Donald Trump, billionaire real estate mogul and President-Elect of the United States, is no stranger to scandal. It’s a secret lost neither on his detractors nor his most adamant supporters. Even as his skeletons prepare to make the move from their gilded penthouse cage to the Oval Office closet, we the people continue to be surprised.
In October, the White House confirmed long-held suspicions that the Kremlin had a vested interest in getting Trump elected and made a covert and concerted effort to ensure he would be. Now, just days away from our 45th Inauguration, the American public is faced with an even more foreboding possibility: blackmail.
First published by Buzzfeed News, and soon after by CNN, a now-famous 35-page dossier contains damning evidence that Russian operatives not only made efforts to bribe Trump; they also secretly collected footage of his “unorthodox behavior” “to compromise him if [the Kremlin] so wished.” What we now know that behavior to be is a series of episodes during which Trump engaged in an array of “perverted sexual acts.” One report details Trump hosting sex parties while in St. Petersburg, and afterward ensuring that the prostitutes who rendered their services to him were paid for their silence or otherwise “coerced to disappear.”

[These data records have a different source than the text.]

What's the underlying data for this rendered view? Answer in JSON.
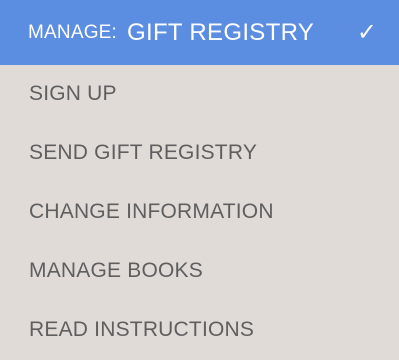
{
  "menu": {
    "header": {
      "prefix": "MANAGE:",
      "selected": "GIFT REGISTRY",
      "check_glyph": "✓",
      "check_icon": "checkmark-icon"
    },
    "items": [
      {
        "label": "SIGN UP"
      },
      {
        "label": "SEND GIFT REGISTRY"
      },
      {
        "label": "CHANGE INFORMATION"
      },
      {
        "label": "MANAGE BOOKS"
      },
      {
        "label": "READ INSTRUCTIONS"
      }
    ]
  },
  "colors": {
    "header_background": "#5b8de0",
    "header_text": "#ffffff",
    "menu_background": "#e1dbd8",
    "item_text": "#5f5f5f"
  }
}
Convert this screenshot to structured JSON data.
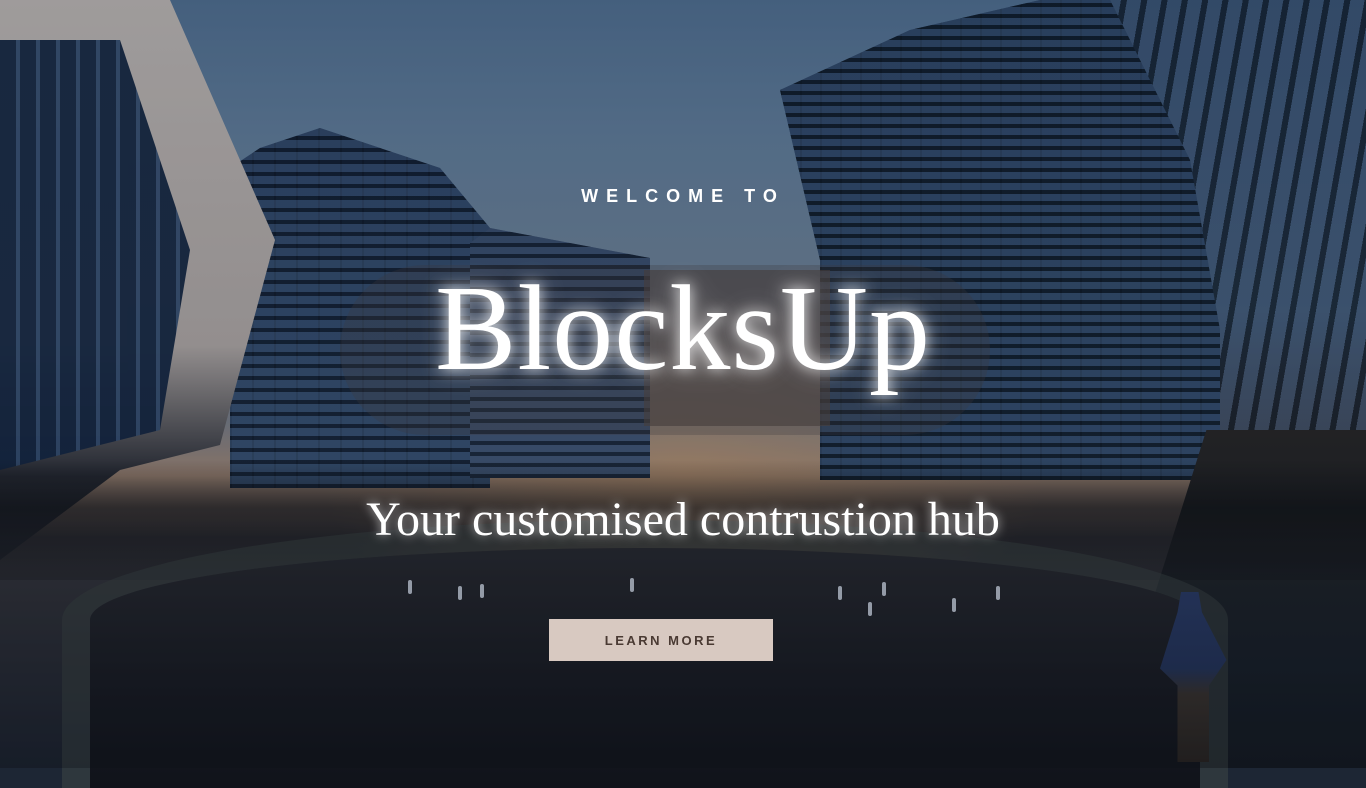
{
  "hero": {
    "eyebrow": "WELCOME TO",
    "brand": "BlocksUp",
    "tagline": "Your customised contrustion hub",
    "cta_label": "LEARN MORE"
  },
  "colors": {
    "cta_background": "#d8c9c1",
    "cta_text": "#4a3a33",
    "text": "#ffffff"
  }
}
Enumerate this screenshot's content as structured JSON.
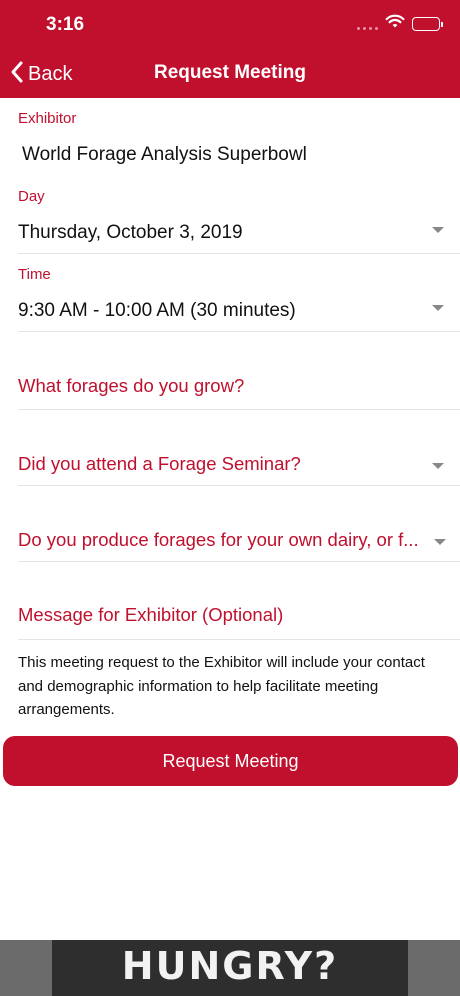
{
  "status_bar": {
    "time": "3:16"
  },
  "nav": {
    "back_label": "Back",
    "title": "Request Meeting"
  },
  "form": {
    "exhibitor_label": "Exhibitor",
    "exhibitor_value": "World Forage Analysis Superbowl",
    "day_label": "Day",
    "day_value": "Thursday, October 3, 2019",
    "time_label": "Time",
    "time_value": "9:30 AM - 10:00 AM (30 minutes)",
    "questions": [
      "What forages do you grow?",
      "Did you attend a Forage Seminar?",
      "Do you produce forages for your own dairy, or f..."
    ],
    "message_placeholder": "Message for Exhibitor (Optional)",
    "disclaimer": "This meeting request to the Exhibitor will include your contact and demographic information to help facilitate meeting arrangements.",
    "submit_label": "Request Meeting"
  },
  "ad": {
    "text": "HUNGRY?"
  },
  "colors": {
    "brand": "#c0102e",
    "divider": "#e4e4e4",
    "caret": "#888888"
  },
  "icons": [
    "wifi-icon",
    "battery-icon",
    "chevron-left-icon",
    "caret-down-icon"
  ]
}
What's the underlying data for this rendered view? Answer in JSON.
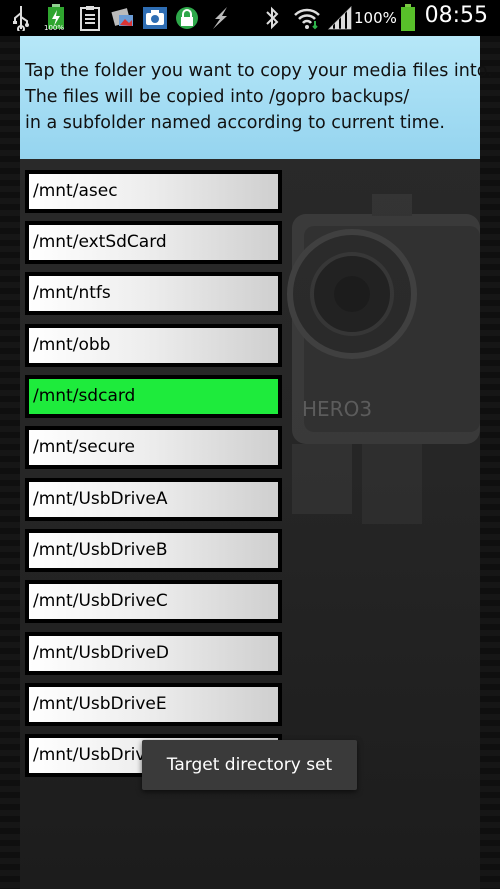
{
  "status_bar": {
    "time": "08:55",
    "battery_percent": "100%",
    "icons": [
      "usb-icon",
      "battery-charging-icon",
      "clipboard-icon",
      "image-icon",
      "camera-icon",
      "lock-icon",
      "lightning-icon",
      "bluetooth-icon",
      "wifi-icon",
      "signal-icon",
      "battery-icon"
    ],
    "battery_small_label": "100%"
  },
  "header": {
    "lines": [
      "Tap the folder you want to copy your media files into.",
      "The files will be copied into /gopro backups/",
      "in a subfolder named according to current time."
    ],
    "background": "#9fd9f1"
  },
  "folders": [
    {
      "label": "/mnt/asec"
    },
    {
      "label": "/mnt/extSdCard"
    },
    {
      "label": "/mnt/ntfs"
    },
    {
      "label": "/mnt/obb"
    },
    {
      "label": "/mnt/sdcard",
      "selected": true
    },
    {
      "label": "/mnt/secure"
    },
    {
      "label": "/mnt/UsbDriveA"
    },
    {
      "label": "/mnt/UsbDriveB"
    },
    {
      "label": "/mnt/UsbDriveC"
    },
    {
      "label": "/mnt/UsbDriveD"
    },
    {
      "label": "/mnt/UsbDriveE"
    },
    {
      "label": "/mnt/UsbDriveF"
    }
  ],
  "selected_color": "#1eeb3c",
  "camera_badge": "HERO3",
  "toast": "Target directory set"
}
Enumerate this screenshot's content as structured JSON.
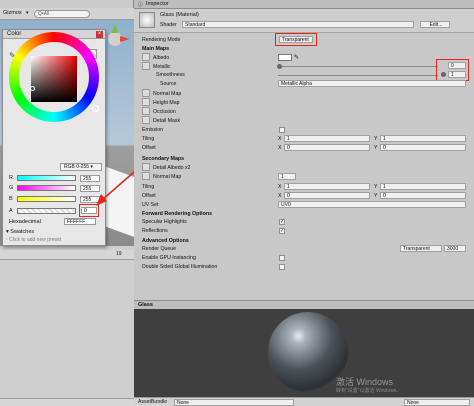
{
  "scene": {
    "gizmos": "Gizmos",
    "search_placeholder": "Q•All",
    "stats": "19"
  },
  "picker": {
    "title": "Color",
    "mode": "RGB 0-255",
    "channels": [
      {
        "label": "R",
        "value": "255"
      },
      {
        "label": "G",
        "value": "255"
      },
      {
        "label": "B",
        "value": "255"
      },
      {
        "label": "A",
        "value": "0"
      }
    ],
    "hex_label": "Hexadecimal",
    "hex_value": "FFFFFF",
    "swatches_label": "Swatches",
    "add_preset": "Click to add new preset"
  },
  "inspector": {
    "tab": "Inspector",
    "material_name": "Glass (Material)",
    "shader_label": "Shader",
    "shader_value": "Standard",
    "edit_button": "Edit...",
    "rendering_mode_label": "Rendering Mode",
    "rendering_mode_value": "Transparent",
    "main_maps": "Main Maps",
    "albedo": "Albedo",
    "metallic": "Metallic",
    "metallic_value": "0",
    "smoothness": "Smoothness",
    "smoothness_value": "1",
    "source_label": "Source",
    "source_value": "Metallic Alpha",
    "normal_map": "Normal Map",
    "height_map": "Height Map",
    "occlusion": "Occlusion",
    "detail_mask": "Detail Mask",
    "emission": "Emission",
    "tiling": "Tiling",
    "offset": "Offset",
    "tiling_x": "1",
    "tiling_y": "1",
    "offset_x": "0",
    "offset_y": "0",
    "secondary_maps": "Secondary Maps",
    "detail_albedo": "Detail Albedo x2",
    "normal_map2": "Normal Map",
    "normal_map2_value": "1",
    "tiling2_x": "1",
    "tiling2_y": "1",
    "offset2_x": "0",
    "offset2_y": "0",
    "uv_set_label": "UV Set",
    "uv_set_value": "UV0",
    "fwd_options": "Forward Rendering Options",
    "specular": "Specular Highlights",
    "reflections": "Reflections",
    "advanced": "Advanced Options",
    "render_queue_label": "Render Queue",
    "render_queue_mode": "Transparent",
    "render_queue_value": "3000",
    "gpu_instancing": "Enable GPU Instancing",
    "double_sided": "Double Sided Global Illumination",
    "preview_title": "Glass",
    "assetbundle_label": "AssetBundle",
    "assetbundle_value": "None",
    "assetbundle_variant": "None",
    "watermark_title": "激活 Windows",
    "watermark_sub": "转到\"设置\"以激活 Windows。"
  },
  "colors": {
    "highlight": "#e3261e"
  }
}
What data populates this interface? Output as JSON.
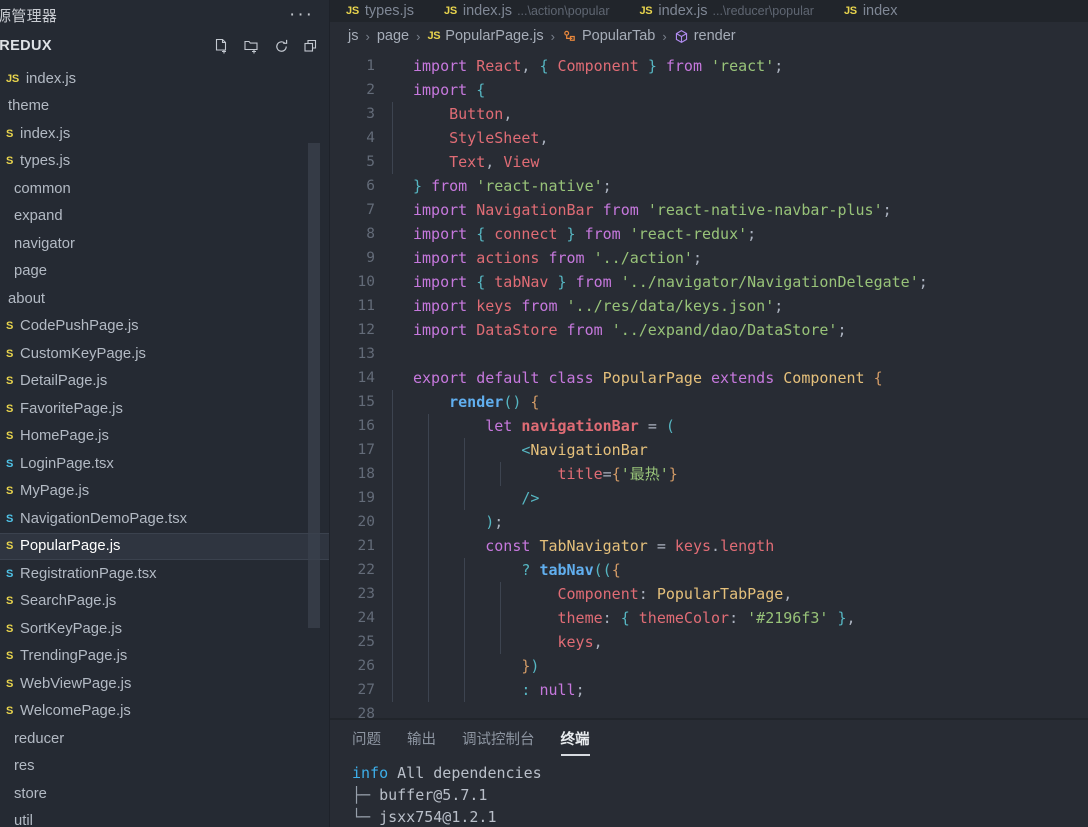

Another, perhaps more bizarre account relays that while staying in the presidential suite of the Moscow Ritz-Carlton hotel, Trump ordered a group of prostitutes to urinate on a bed where President and First Lady Obama once slept, an incident which was again "arranged and monitored" by Russian intelligence.
With the excessive media coverage this story has received, a rather prudent point yet to be addressed is what sets this particular scandal apart from the multitude of others- the alleged sexual encounters, though solicited, were consensual. If the allegations are true, then the Russian government purposely videotaped an unknowing Trump while he had sex for the express purpose of humiliating him; in the United States, that’s called revenge porn.
In any sense or situation, the violation of one’s privacy is wrong. Does that make Trump a victim?
Perhaps.
But I do not and cannot have any sympathy for him.
Trump has shown how little he values the privacy of others, and he promotes those who aim to strip us of that privacy to positions where they will have the power to do so.
Take Tom Price, the House Budget Committee Chairman from Georgia who Trump would have as Secretary for the Department of Health and Human Services for example. A conservative politician who wants the Affordable Care Act repealed. A man who is apparently so knowledgeable on women's health issues, specifically the challenges of finding affordable birth control, that he called for the press to “bring [him] one” woman who would lose contraceptive access if the ACA were scrapped (heads up, Mr. Price, there are 55 million).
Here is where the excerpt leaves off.